Why the effect is so large

Per a 2023 study in Evolutionary Human Sciences examining how smiling expressions interact with facial features in attractiveness judgements, the magnitude of the smiling-on-attractiveness effect is large enough to substantially affect outcomes in real-world social contexts. Across studies, happy facial expressions consistently produce the highest attractiveness ratings of any expression tested; angry expressions produce the lowest. The effect appears in both sexes but is particularly pronounced for ratings of female faces, where smiling can shift attractiveness ratings by amounts comparable to the difference between an averagely-rated face and a substantially above-average face. Even male facial masculinity — which interacts in complex ways with attractiveness preferences — is moderated by smiling: smiling reduces the avoidance response some women show toward strongly masculinised male faces.

The evolutionary and social explanation for this effect is, in the relevant literature, fairly direct. A smile is one of the few human expressions that is broadly cross-cultural — recognised across nearly every population that has been tested — and that consistently signals friendliness, low threat, willingness to engage, and positive emotional state. For an observer making rapid social judgements about whether to approach a stranger, the smile is a substantial piece of information: it indicates that the encounter is likely to go well, that the person on the other side is in a positive frame of mind, and that initial overtures will probably be reciprocated. The attractiveness boost is, in this account, the observer’s brain doing what brains do — bundling the information about the smile into a single quick-summary judgement about whether this stranger is worth engaging with. The summary judgement, in shorthand, comes back as “attractive.”

What the framework does not claim

Intellectual honesty requires noting the limits of the smiling-as-attractiveness effect. The research does not show that smiling can substitute for every other physical or social factor in attractiveness ratings. As covered by a 2025 review at All About Psychology on the broader smile-attractiveness literature, static physical features — facial structure, body shape, height, age, grooming — still contribute substantially to first-impression attractiveness ratings, and the smile effect is best understood as a substantial modifier of these underlying factors rather than as a replacement for them. A smiling face is more attractive than the same face not smiling. A smiling person is generally more approachable than a neutral one. Whether the smiling person is, in absolute terms, more attractive than a non-smiling person with substantially different underlying physical features is a question the research does not consistently answer.

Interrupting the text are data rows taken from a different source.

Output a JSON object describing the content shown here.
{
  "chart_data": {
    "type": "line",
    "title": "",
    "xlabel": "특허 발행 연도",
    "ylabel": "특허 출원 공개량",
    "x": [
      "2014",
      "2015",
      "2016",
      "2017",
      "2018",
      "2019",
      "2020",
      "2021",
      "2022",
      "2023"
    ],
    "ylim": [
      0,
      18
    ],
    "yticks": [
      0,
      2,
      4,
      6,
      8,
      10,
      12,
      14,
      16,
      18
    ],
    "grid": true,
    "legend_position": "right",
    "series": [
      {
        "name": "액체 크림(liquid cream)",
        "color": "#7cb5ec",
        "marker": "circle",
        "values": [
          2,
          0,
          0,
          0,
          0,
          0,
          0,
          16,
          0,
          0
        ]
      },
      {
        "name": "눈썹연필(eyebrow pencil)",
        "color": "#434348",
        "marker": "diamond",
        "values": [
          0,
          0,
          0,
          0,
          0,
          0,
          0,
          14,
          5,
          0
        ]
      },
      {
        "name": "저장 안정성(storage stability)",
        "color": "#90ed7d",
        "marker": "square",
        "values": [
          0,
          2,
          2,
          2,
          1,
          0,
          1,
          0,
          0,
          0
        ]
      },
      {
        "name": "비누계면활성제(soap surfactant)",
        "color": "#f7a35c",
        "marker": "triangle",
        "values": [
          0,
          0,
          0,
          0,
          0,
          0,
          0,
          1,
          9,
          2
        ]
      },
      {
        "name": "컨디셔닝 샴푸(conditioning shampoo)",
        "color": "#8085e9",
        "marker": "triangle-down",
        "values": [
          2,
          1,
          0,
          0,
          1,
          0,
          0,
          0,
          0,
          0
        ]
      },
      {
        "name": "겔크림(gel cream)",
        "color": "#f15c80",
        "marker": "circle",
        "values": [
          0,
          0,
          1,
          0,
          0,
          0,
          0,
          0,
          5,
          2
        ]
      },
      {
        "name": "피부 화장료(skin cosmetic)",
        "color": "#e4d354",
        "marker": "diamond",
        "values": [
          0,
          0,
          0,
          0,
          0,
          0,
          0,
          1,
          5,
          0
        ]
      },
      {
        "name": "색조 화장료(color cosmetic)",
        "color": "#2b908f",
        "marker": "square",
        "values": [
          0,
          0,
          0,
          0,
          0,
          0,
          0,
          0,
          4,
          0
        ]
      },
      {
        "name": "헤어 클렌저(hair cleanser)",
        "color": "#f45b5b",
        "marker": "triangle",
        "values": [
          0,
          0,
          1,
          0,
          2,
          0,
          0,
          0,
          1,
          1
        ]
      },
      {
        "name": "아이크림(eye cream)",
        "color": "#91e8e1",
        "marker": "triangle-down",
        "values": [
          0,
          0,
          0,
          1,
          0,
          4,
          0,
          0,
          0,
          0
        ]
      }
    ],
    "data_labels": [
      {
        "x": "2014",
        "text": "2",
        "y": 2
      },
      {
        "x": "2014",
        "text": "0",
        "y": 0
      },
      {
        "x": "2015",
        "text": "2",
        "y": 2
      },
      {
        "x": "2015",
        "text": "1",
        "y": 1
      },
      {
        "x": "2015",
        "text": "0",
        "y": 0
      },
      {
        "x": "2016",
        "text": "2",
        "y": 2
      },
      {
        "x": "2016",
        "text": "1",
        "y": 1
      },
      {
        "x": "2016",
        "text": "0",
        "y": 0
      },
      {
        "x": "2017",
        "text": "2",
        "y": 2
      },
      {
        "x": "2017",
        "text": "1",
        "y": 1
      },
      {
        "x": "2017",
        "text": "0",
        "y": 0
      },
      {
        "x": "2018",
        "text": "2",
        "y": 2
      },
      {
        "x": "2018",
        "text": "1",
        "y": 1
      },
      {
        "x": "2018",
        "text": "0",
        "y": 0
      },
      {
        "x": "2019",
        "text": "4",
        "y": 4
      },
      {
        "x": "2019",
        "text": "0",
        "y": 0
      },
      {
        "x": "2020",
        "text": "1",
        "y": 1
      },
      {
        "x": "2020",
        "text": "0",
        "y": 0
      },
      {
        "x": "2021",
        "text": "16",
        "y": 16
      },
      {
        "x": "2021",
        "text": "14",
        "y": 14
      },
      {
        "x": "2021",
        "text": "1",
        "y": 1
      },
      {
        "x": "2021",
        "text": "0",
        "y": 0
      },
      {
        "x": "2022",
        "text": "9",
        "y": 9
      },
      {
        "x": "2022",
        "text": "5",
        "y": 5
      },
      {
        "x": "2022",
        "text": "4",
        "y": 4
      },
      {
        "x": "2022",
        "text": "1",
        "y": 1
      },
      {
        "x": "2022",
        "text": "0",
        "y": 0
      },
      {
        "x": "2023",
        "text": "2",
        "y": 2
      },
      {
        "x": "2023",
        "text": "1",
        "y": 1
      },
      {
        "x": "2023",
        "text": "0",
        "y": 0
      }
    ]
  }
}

What the research does support is a more specific and more practically useful claim. For any given person, in any given moment, the version of that person who appears to be genuinely enjoying themselves is going to be perceived as more attractive than the same person looking flat, distracted, or unhappy. The variable that each individual has the most direct control over, in the seconds before a first impression forms, is not their face or their body — those are mostly fixed at the moment of the encounter. The variable that is actually within their control is their expression, their visible emotional state, the degree to which they appear genuinely engaged with what is happening around them. The research consistently suggests that this variable, despite being the one most readily modifiable, is one of the larger factors that the observer’s brain weights when assigning the first-impression attractiveness rating. Looking like a person who is glad to be where they are turns out to be, by every available measure, a substantial part of what other people are responding to when they form their first impression of you.